Tuesday, January 17, 2006

Relationships

So, it was quite the couples weekend...We're all quite happy for Art here at Weenies and Idiots. Yay! For once Happiness for the Artful Scheme! Plus, oh my God! think of all the free massages!

However, we advise him to be cautious when entering any relationship. Why you ask? 'Cause it's been one fucked up relationship weekend:

We begin with Greg's brother--his girlfriend dumped him, but that's okay 'cause she's taken to throwing stuff at him (books, glass paperweights, etc.,) and given her particularly fine aim, it was becoming difficult to not defend himself --given his very strong anti-girl hitting feelings, the situation was untenable.

But really, the winner of the psycho-award goes to a former roommate and her husband who are in the process of splitting.

Friday, he started emailing me with a psychiatric diagnosis of his wife (my friend) 's behavior. (Evidently he came up with it himself, as well as the probably far-fetched causes for it.) I told him that his theory was far from an actual diagnosis by a professional and he should really stop sharing his ideas with all and sundry. Fine. He apologized. In the meantime, the wife called to see if I wanted to get together over the weekend. Great, tentative plans made.

Saturday at noon, about an hour before we were going to hook up, she called to say she was in Dallas visiting her family, 'cause he was too bizarre to be in the same apartment. No problem.

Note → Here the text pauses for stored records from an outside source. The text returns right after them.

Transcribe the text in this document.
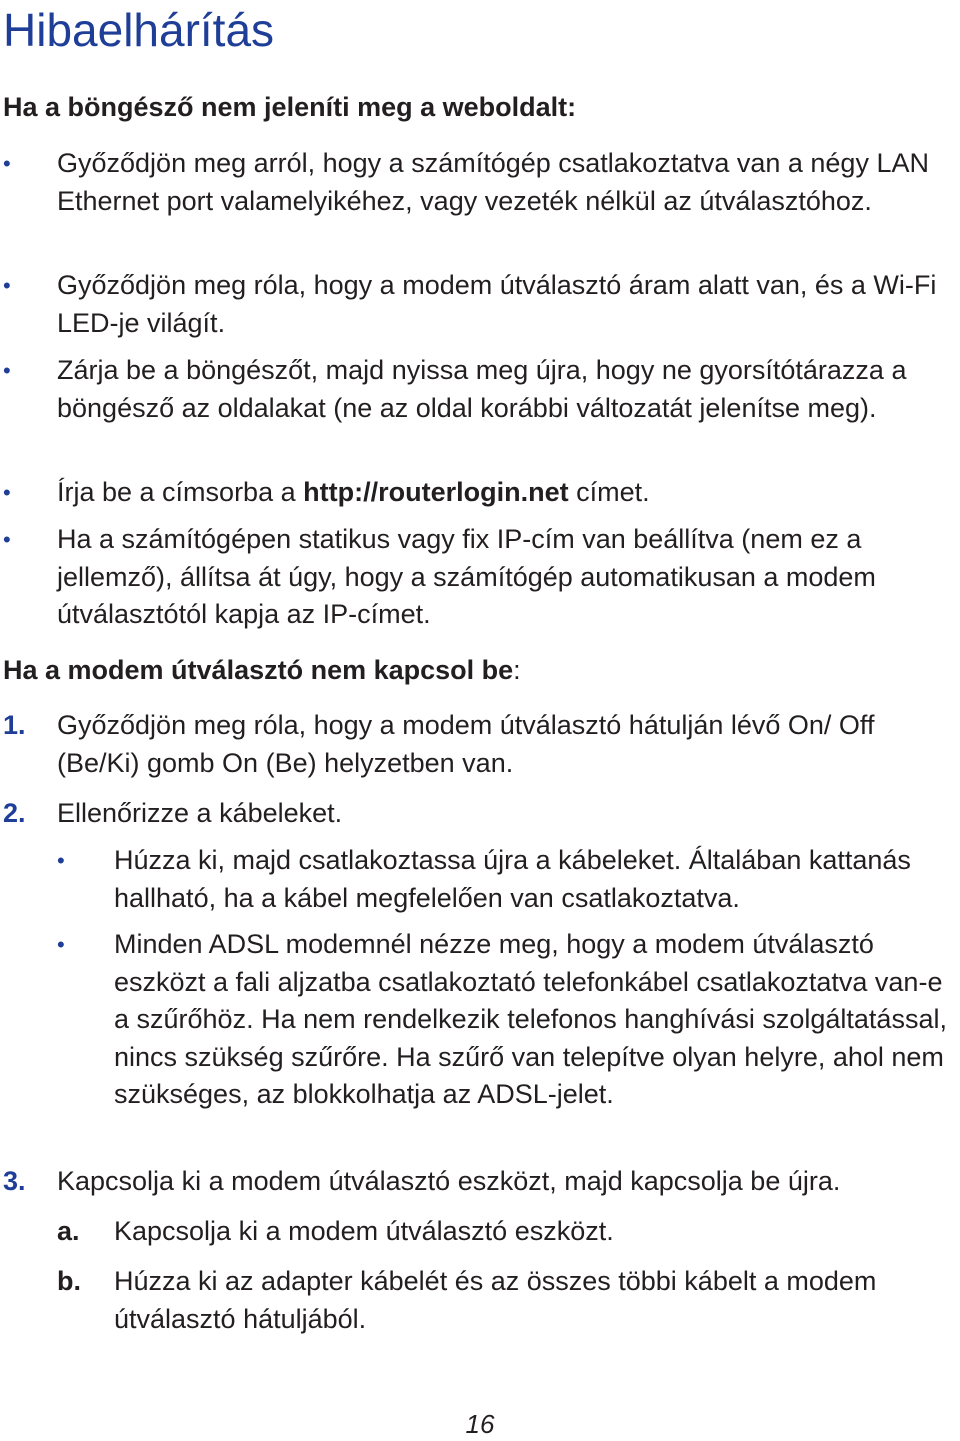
Hibaelhárítás
Ha a böngésző nem jeleníti meg a weboldalt:
• Győződjön meg arról, hogy a számítógép csatlakoztatva van a négy LAN Ethernet port valamelyikéhez, vagy vezeték nélkül az útválasztóhoz.
• Győződjön meg róla, hogy a modem útválasztó áram alatt van, és a Wi-Fi LED-je világít.
• Zárja be a böngészőt, majd nyissa meg újra, hogy ne gyorsítótárazza a böngésző az oldalakat (ne az oldal korábbi változatát jelenítse meg).
• Írja be a címsorba a http://routerlogin.net címet.
• Ha a számítógépen statikus vagy fix IP-cím van beállítva (nem ez a jellemző), állítsa át úgy, hogy a számítógép automatikusan a modem útválasztótól kapja az IP-címet.
Ha a modem útválasztó nem kapcsol be:
1. Győződjön meg róla, hogy a modem útválasztó hátulján lévő On/ Off (Be/Ki) gomb On (Be) helyzetben van.
2. Ellenőrizze a kábeleket.
• Húzza ki, majd csatlakoztassa újra a kábeleket. Általában kattanás hallható, ha a kábel megfelelően van csatlakoztatva.
• Minden ADSL modemnél nézze meg, hogy a modem útválasztó eszközt a fali aljzatba csatlakoztató telefonkábel csatlakoztatva van-e a szűrőhöz. Ha nem rendelkezik telefonos hanghívási szolgáltatással, nincs szükség szűrőre. Ha szűrő van telepítve olyan helyre, ahol nem szükséges, az blokkolhatja az ADSL-jelet.
3. Kapcsolja ki a modem útválasztó eszközt, majd kapcsolja be újra.
a. Kapcsolja ki a modem útválasztó eszközt.
b. Húzza ki az adapter kábelét és az összes többi kábelt a modem útválasztó hátuljából.
16
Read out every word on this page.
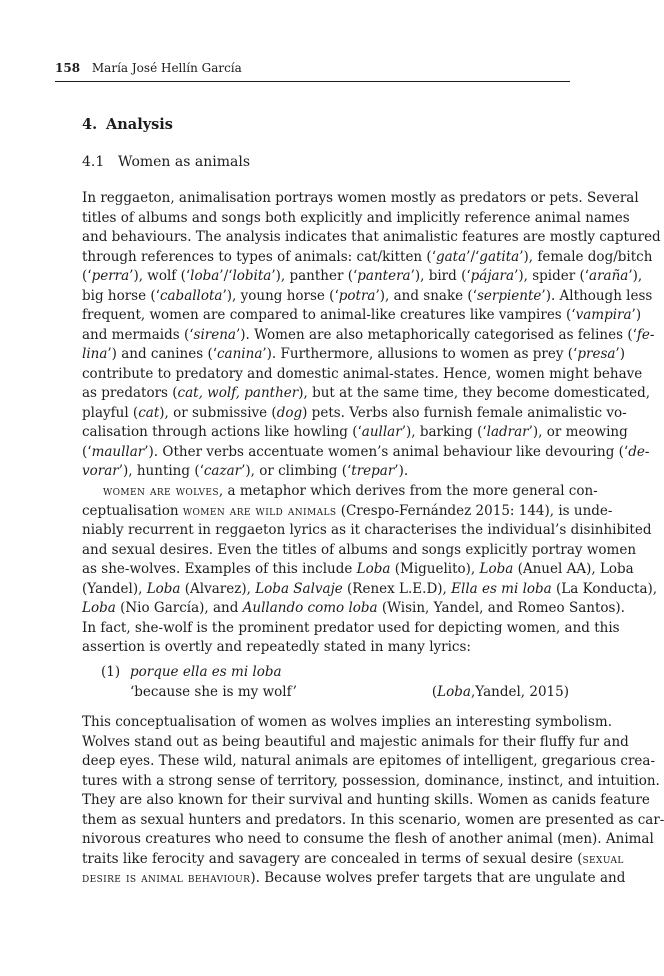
158 María José Hellín García
4. Analysis
4.1 Women as animals
In reggaeton, animalisation portrays women mostly as predators or pets. Several
titles of albums and songs both explicitly and implicitly reference animal names
and behaviours. The analysis indicates that animalistic features are mostly captured
through references to types of animals: cat/kitten (‘gata’/‘gatita’), female dog/bitch
(‘perra’), wolf (‘loba’/‘lobita’), panther (‘pantera’), bird (‘pájara’), spider (‘araña’),
big horse (‘caballota’), young horse (‘potra’), and snake (‘serpiente’). Although less
frequent, women are compared to animal-like creatures like vampires (‘vampira’)
and mermaids (‘sirena’). Women are also metaphorically categorised as felines (‘fe-
lina’) and canines (‘canina’). Furthermore, allusions to women as prey (‘presa’)
contribute to predatory and domestic animal-states. Hence, women might behave
as predators (cat, wolf, panther), but at the same time, they become domesticated,
playful (cat), or submissive (dog) pets. Verbs also furnish female animalistic vo-
calisation through actions like howling (‘aullar’), barking (‘ladrar’), or meowing
(‘maullar’). Other verbs accentuate women’s animal behaviour like devouring (‘de-
vorar’), hunting (‘cazar’), or climbing (‘trepar’).
women are wolves, a metaphor which derives from the more general con-
ceptualisation women are wild animals (Crespo-Fernández 2015: 144), is unde-
niably recurrent in reggaeton lyrics as it characterises the individual’s disinhibited
and sexual desires. Even the titles of albums and songs explicitly portray women
as she-wolves. Examples of this include Loba (Miguelito), Loba (Anuel AA), Loba
(Yandel), Loba (Alvarez), Loba Salvaje (Renex L.E.D), Ella es mi loba (La Konducta),
Loba (Nio García), and Aullando como loba (Wisin, Yandel, and Romeo Santos).
In fact, she-wolf is the prominent predator used for depicting women, and this
assertion is overtly and repeatedly stated in many lyrics:
This conceptualisation of women as wolves implies an interesting symbolism.
Wolves stand out as being beautiful and majestic animals for their fluffy fur and
deep eyes. These wild, natural animals are epitomes of intelligent, gregarious crea-
tures with a strong sense of territory, possession, dominance, instinct, and intuition.
They are also known for their survival and hunting skills. Women as canids feature
them as sexual hunters and predators. In this scenario, women are presented as car-
nivorous creatures who need to consume the flesh of another animal (men). Animal
traits like ferocity and savagery are concealed in terms of sexual desire (sexual
desire is animal behaviour). Because wolves prefer targets that are ungulate and
(1) porque ella es mi loba
‘because she is my wolf’	(Loba,Yandel, 2015)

Two hours later, she called again, could we pick up the dogs in Hoboken and take them to a doggie spa in Chelsea? Evidently her husband's committed himself to an AA facility and "the two men who brought him home to pick up some stuff left the keys with a neighbor". A neighbor that she doesn't have contact information for--she's left a message with a second party, asking them to leave a note with the first neighbor to call her. Once that's taken care of, she can make the boarding arrangements.

In the end, at 5:15, she calls to say that everything was set: only problem, the neighbor with the keys is available only after 6. The doggie spa only accepts drop offs until 8. We need to travel, in a huge thunderstorm, to and from a different state, with animals, in less than 3 hours.

We got to their building at 6:30, luckily the storm has subsided. The neighbor let us in. Played with the dogs for a while, gathered their stuff, called the car service she normally uses. They have a new policy, they don't take dogs anymore. The clock's ticking. It's now almost 7--we have an hour to get to Manhattan. We find another car service--the very large driver is VERY concerned about the dogs scratching his leather seats and has Serpico playing on the backseat DVD: this is more than a little disturbing.

Ride into the City, the dogs are fine, no damage to the car. We get the dogs checked in, and go outside. The storm has kicked up again; it's a nor'easter. Greg's umbrella is bent in half and there's horizontal hail. Through sheer force of will, we make our way walking bent over double most of the time, to a Mexican restaurant on the Lower East Side. As we sit, finally warm again, with a pitcher of sangria between us, discussing the insanity of his brother's situation and the one we've just played such a role in I lift my glass toasting him with the inevitable conclusion:

"If you didn't look good before, you're looking absolutely FANTASTIC by comparison!"
"Here, here, Baby! Here, here!"

There's lots of loons out there...be careful.